Vuotto has failed to plead an unjust enrichment claim because she has not adequately alleged beyond a speculative level that the Similac product she purchased contained insects or larvae or was otherwise defective. Accordingly, she has failed to allege sufficiently that Abbott unjustly benefitted from her purchase of the Similac product. Having admitted that she suffered solely economic damages, Vuotto retains an adequate remedy at law that includes Abbott's offer to compensate her for the recalled Similac product that she purchased, and she has not alleged that she is unable to obtain a refund from Abbott. (See Am. Compl. ¶ 88.)

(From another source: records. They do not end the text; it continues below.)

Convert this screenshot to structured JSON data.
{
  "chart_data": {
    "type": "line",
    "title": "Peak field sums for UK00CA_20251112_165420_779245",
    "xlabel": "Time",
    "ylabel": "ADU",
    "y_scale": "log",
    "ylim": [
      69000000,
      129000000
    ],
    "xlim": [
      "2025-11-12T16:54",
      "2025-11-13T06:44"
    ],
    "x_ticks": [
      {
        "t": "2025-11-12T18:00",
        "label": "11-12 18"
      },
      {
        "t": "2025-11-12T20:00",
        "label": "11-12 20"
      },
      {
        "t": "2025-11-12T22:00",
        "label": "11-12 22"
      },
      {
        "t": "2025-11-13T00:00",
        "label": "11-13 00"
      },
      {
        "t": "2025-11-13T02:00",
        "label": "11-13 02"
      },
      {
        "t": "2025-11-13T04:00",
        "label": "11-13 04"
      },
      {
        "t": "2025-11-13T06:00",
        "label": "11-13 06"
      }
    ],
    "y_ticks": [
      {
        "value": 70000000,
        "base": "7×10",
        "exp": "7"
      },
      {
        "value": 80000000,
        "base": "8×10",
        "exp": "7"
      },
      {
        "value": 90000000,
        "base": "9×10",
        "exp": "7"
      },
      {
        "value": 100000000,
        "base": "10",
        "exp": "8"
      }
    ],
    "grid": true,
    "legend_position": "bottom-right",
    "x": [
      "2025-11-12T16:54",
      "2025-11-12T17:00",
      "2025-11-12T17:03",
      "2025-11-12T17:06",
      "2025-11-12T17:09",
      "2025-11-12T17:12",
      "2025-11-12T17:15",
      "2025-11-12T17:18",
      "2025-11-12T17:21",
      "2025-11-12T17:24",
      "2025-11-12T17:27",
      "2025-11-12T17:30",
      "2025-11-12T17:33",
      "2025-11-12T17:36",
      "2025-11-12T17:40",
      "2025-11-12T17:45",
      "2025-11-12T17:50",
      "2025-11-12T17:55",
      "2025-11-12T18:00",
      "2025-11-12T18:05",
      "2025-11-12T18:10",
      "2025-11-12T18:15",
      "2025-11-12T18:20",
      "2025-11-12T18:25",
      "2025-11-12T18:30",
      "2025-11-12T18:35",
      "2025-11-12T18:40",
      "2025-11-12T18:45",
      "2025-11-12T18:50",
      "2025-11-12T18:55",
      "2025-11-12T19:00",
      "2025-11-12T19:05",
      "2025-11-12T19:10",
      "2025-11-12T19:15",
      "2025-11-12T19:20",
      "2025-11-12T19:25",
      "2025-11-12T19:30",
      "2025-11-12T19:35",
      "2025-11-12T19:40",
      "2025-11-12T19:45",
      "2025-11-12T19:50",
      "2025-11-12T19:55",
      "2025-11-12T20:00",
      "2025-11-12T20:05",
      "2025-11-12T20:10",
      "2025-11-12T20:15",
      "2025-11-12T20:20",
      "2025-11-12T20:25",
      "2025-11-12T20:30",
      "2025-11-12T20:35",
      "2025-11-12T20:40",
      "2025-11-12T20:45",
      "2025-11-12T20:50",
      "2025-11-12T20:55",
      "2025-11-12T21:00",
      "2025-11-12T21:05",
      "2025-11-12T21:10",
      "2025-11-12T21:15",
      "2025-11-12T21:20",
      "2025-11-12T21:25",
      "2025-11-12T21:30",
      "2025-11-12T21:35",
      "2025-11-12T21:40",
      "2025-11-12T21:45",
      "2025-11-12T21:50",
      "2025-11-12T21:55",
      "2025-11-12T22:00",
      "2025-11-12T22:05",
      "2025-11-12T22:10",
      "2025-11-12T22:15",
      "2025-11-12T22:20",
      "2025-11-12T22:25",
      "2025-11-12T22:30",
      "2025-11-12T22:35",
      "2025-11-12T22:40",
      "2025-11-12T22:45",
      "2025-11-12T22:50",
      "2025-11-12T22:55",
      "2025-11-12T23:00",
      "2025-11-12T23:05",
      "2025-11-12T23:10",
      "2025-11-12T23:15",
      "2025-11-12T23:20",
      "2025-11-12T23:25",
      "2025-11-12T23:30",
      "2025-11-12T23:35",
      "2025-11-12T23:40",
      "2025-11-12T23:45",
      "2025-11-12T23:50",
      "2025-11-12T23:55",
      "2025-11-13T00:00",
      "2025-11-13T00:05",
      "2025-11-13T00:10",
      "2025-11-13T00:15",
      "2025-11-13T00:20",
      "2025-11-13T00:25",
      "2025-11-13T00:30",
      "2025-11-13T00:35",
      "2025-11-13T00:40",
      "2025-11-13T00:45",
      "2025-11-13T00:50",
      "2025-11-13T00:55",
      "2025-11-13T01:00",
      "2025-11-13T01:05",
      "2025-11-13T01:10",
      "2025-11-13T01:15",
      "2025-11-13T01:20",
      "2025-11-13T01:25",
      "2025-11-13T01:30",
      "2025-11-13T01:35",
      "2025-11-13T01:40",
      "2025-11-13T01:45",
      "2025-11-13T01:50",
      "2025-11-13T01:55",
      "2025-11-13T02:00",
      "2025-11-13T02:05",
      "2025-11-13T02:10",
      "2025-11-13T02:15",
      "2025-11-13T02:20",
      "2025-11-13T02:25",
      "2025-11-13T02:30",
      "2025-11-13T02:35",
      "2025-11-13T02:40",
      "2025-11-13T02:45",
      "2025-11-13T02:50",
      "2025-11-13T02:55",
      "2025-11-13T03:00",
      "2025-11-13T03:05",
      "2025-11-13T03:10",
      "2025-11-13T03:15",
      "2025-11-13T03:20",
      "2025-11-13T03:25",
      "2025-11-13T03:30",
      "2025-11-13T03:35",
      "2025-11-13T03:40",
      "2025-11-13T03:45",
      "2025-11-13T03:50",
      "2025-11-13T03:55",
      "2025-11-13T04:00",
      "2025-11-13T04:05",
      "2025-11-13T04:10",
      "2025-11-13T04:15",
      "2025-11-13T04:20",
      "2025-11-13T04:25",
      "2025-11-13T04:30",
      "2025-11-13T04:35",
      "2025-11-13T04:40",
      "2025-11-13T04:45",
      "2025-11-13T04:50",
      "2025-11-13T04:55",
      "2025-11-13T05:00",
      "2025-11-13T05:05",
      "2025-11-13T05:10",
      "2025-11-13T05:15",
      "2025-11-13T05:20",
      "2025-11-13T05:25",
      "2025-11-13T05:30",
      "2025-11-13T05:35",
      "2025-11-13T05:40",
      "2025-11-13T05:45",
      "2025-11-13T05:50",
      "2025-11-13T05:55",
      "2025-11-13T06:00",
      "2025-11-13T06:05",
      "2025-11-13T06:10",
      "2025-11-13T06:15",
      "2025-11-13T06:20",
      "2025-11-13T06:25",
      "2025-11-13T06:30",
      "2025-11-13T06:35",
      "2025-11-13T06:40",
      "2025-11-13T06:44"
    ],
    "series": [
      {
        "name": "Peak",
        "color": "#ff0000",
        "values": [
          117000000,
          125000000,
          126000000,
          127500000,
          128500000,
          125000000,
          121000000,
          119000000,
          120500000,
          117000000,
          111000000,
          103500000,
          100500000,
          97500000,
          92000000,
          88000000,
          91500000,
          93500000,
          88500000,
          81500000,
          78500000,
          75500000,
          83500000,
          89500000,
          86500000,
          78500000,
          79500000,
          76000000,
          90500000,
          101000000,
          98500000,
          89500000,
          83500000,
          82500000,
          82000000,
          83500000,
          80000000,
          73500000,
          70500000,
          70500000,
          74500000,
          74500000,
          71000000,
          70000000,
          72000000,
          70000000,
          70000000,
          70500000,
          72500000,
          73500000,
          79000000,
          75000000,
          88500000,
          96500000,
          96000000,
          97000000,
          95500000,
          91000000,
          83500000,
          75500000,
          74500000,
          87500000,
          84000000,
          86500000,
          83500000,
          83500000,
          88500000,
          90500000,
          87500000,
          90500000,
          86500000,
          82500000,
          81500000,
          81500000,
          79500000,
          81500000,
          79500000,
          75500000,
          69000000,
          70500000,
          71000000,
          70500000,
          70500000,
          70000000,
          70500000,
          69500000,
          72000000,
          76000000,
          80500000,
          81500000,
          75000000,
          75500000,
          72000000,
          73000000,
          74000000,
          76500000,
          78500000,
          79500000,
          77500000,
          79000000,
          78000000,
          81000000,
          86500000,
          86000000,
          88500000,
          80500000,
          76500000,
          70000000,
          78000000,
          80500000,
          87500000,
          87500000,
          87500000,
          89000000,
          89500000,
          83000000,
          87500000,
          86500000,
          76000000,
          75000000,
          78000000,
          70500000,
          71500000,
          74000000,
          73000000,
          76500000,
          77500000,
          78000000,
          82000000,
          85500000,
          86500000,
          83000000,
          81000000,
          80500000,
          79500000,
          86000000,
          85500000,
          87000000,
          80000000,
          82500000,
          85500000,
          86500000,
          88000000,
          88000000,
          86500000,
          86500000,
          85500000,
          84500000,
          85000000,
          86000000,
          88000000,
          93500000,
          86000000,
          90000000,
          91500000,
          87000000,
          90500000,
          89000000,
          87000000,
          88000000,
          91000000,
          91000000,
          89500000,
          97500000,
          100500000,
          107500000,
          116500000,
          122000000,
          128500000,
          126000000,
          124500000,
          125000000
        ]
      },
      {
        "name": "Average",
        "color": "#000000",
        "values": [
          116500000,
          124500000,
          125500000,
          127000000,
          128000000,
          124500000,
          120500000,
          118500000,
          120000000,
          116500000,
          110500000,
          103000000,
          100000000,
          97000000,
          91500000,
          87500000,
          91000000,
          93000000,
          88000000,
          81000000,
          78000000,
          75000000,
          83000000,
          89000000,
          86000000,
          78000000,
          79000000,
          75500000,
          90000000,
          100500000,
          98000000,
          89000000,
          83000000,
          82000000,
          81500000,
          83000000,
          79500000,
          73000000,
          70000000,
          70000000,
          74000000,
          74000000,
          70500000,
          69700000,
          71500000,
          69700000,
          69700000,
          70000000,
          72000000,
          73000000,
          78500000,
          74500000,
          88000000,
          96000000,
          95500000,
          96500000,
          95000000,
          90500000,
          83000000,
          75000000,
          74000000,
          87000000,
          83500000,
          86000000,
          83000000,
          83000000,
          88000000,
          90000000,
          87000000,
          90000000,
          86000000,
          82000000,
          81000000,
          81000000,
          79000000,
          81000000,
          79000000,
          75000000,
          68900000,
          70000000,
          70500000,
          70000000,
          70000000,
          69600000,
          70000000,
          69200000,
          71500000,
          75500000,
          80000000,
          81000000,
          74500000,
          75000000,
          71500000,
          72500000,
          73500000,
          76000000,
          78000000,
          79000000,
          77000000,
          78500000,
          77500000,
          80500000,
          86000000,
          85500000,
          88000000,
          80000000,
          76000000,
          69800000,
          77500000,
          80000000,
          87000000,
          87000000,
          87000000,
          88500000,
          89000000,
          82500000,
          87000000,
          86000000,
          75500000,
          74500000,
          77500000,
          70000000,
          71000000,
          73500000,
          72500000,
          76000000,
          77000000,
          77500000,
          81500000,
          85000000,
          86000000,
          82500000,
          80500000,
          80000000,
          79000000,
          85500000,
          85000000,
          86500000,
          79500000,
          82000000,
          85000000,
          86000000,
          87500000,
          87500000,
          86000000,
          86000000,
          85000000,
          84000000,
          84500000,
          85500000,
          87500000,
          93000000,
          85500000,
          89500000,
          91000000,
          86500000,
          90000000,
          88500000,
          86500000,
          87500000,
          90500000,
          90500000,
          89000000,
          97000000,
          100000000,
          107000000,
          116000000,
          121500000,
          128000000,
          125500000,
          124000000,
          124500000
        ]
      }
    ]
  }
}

For the reasons provided herein, the Court grants Abbott's motion to dismiss the amended complaint [doc. no. 29]. Counts I-IV are dismissed with prejudice and Counts V-VIII are dismissed without prejudice. Plaintiff is given fourteen days to file a second amended complaint that cures the deficiencies outlined herein keeping in mind her obligations under Rule 11. If plaintiff fails to do so, the Court shall dismiss her individual claims with prejudice with the understanding that she no longer seeks to pursue them.